Dr. Kimberly Dever, a Boston obstetrician and gynecologist, however, has been offering the HPV test as a primary screening tool in women 30 and older for more than two years. She said it took some time to incorporate, but it has been worth it: The test has found dangerous HPV strains in three of her patients who had normal Pap smear results.
Two of the women had significant changes to cervical cells, which Dever was able to remove before they turned cancerous.
"Without the positive HPV test, with just normal Paps, I would have said come back next year," Dever said.
Dever is now part of a speakers bureau organized by the test's maker and is paid for her appearances. The company has lobbied hundreds of people and organizations in an effort to boost its business.
Since the test's initial approval in 2000, Digene has been able to get the major insurance companies to cover the cost of the test and its lab work (about $50), which is also required by law in six states, including Maryland. Similar legislation is under consideration in three other states.

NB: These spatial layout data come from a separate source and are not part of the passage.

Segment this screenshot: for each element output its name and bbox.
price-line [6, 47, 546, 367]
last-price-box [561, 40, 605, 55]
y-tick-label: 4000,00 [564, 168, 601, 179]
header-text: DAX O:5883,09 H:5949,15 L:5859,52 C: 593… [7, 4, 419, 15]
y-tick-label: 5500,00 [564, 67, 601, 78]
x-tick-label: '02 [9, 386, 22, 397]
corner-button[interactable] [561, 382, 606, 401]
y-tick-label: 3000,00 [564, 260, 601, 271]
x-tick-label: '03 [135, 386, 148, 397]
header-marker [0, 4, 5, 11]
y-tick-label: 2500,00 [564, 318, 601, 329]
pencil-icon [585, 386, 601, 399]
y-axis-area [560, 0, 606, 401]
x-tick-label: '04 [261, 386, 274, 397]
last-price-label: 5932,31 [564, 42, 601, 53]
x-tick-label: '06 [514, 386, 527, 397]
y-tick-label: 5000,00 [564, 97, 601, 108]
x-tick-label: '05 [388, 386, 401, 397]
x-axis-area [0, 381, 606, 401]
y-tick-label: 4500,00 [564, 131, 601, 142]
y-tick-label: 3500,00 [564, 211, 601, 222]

Digene has 70 salespeople blanketing the country to educate doctors about the test, which has won the praise of professional medical societies and has no competitors. Yet its test, which had U.S. sales last year of $111.7 million, still has a ways to go before reaching its potential.
The company estimates that the test is appropriate for about 35 million U.S. women each year. During fiscal year 2006, which ended in June, about 6.65 million - or 19 percent of those meeting the test's criteria - took it.
Grass roots education efforts are working to increase that percentage.
In 2001, when she was 25, Tamika Felder was diagnosed with advanced cervical cancer, though earlier Pap tests had come back normal. She lost her uterus because of it and endured chemotherapy and radiation.
Since then, the 31-year-old television producer, who lives in Upper Marlboro, has launched a nonprofit foundation to raise awareness about cervical cancer and its link to HPV (online at www.tamikaandfriends.org), in part through free, do-it-yourself HPV parties held across the country. They're sort of the sex-education version of Tupperware bashes, except safety is the only thing being sold.
And this month, she and musician activist Christine Baze launched the "Say Something" campaign and Web site (www.say-something.org) urging women to spread the word about cervical cancer and its causes. Both women have received grants from Digene to fund their efforts.
"We need to tell more people about [HPV] ... but not scare them," Felder said. "[We want women] to be proactive about their health."